Even Amazon founder, Jeff Bezos, weighed in, tweeting, “Episode 3 of Last of Us is unbelievably good story telling. I am in awe of @Nick_Offerman performance. Incredible.”
The 1970 Linda Ronstadt song, “Long Long Time,” which serves as Bill and Frank’s tender anthem in the show, has experienced an upsurge in popularity.
In the hours following the premiere of the episode, streams of the former Billboard hit shot up more than 4900 percent on Spotify, reminiscent of Kate Bush’s “Running Up That Hill,” which returned to charts after its use in Season Four of “Stranger Things.”
So I’m more than a little pissed when I see and hear the kinds of reactions some of my less enlightened friends and social media contacts make when they note their perception is that this is all being driven by what they see as “wokeism” at its best. with yet another series being punctuated by same-sex kisses. and the LGTBQI+ audience and those sympathetic to them driving the upsurge, with progressive-leaning media all but ordering its followers to catch up and watch the series if they had not already. Bill Simmons’ Ringerverse is devoting no less than three regular podcasts to the show. Star Pedro Pascal hosted SATURDAY NIGHT LIVE this past weekend. endearing himself to a broader audience by literally breaking up in character during a live sketch that went off the rails.
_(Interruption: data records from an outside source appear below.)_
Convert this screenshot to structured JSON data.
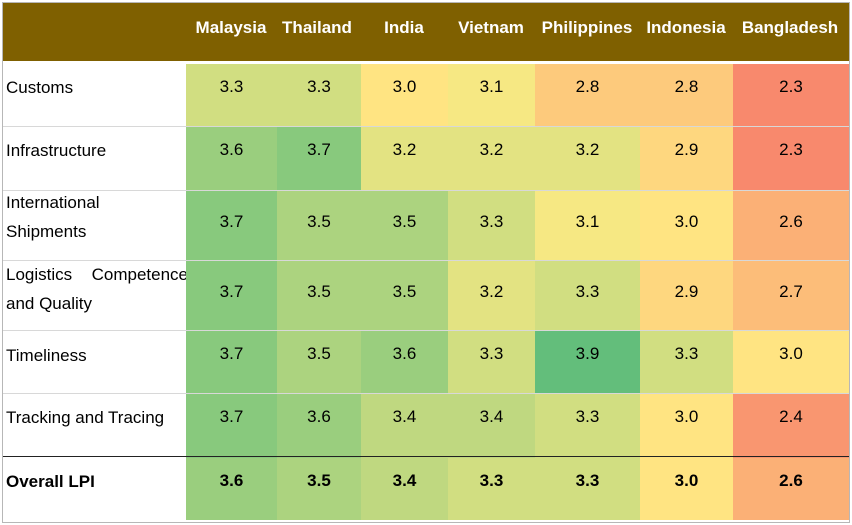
{
  "chart_data": {
    "type": "heatmap",
    "columns": [
      "Malaysia",
      "Thailand",
      "India",
      "Vietnam",
      "Philippines",
      "Indonesia",
      "Bangladesh"
    ],
    "rows": [
      {
        "label": "Customs",
        "values": [
          "3.3",
          "3.3",
          "3.0",
          "3.1",
          "2.8",
          "2.8",
          "2.3"
        ]
      },
      {
        "label": "Infrastructure",
        "values": [
          "3.6",
          "3.7",
          "3.2",
          "3.2",
          "3.2",
          "2.9",
          "2.3"
        ]
      },
      {
        "label": "International Shipments",
        "values": [
          "3.7",
          "3.5",
          "3.5",
          "3.3",
          "3.1",
          "3.0",
          "2.6"
        ]
      },
      {
        "label": "Logistics Competence and Quality",
        "values": [
          "3.7",
          "3.5",
          "3.5",
          "3.2",
          "3.3",
          "2.9",
          "2.7"
        ]
      },
      {
        "label": "Timeliness",
        "values": [
          "3.7",
          "3.5",
          "3.6",
          "3.3",
          "3.9",
          "3.3",
          "3.0"
        ]
      },
      {
        "label": "Tracking and Tracing",
        "values": [
          "3.7",
          "3.6",
          "3.4",
          "3.4",
          "3.3",
          "3.0",
          "2.4"
        ]
      },
      {
        "label": "Overall LPI",
        "values": [
          "3.6",
          "3.5",
          "3.4",
          "3.3",
          "3.3",
          "3.0",
          "2.6"
        ],
        "bold": true
      }
    ],
    "color_scale": {
      "low": "#f8896d",
      "mid": "#ffeb84",
      "high": "#63be7b"
    },
    "header_color": "#7f6000"
  }
}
Look, I know I’m not the poster child for tolerance myself. I find my own HBO habits leaning more to the likes of Bill Maher, who detests wokeism and all that it stands for and has drawn the increasing ire of many of those who have celebrated THE LAST OF US of late. Frankly, Maher’s tale of a University of Illinois-Chicago law professor who was suspended after he referenced in an exam the FIRST INITIALS of racial slurs as potential examples for lawsuits after intolerant students got their dander up about “being made to feel uncomfortable”, and was ordered to undergo sensitivity training and write several essays apologizing, resonated more with me personally than Offerman and Bartlett’s sharing of a tender kiss.
I’ve been a champion for letting facts speak more volumes than opinions, so when I try and explain how yet another show about zombies has become a Sunday night destination so soon after THE WALKING DEAD left the air, I look at the fact that the LAST OF US is based on a video game introduced a few years after TWD premiered, and yes, the facts bear out that the popularity of gaming is proportionately stronger among the LGBTQ community. Don’t believe me? Believe (if only this time) Nielsen:
Simulation games—those that span a super-category of immersive gameplay allowing users to simulate real world activities—inherently move at a different pace than role-playing, adventure and sports games, but they’re a go-to favorite among many players in a key gaming demographic: the LGBTQ+ community. In fact, Nielsen’s 2020 Games 360 Survey found that LGBTQ+ gamers are significantly more likely to play simulation games across all platforms than their non-LGBTQ+ counterparts.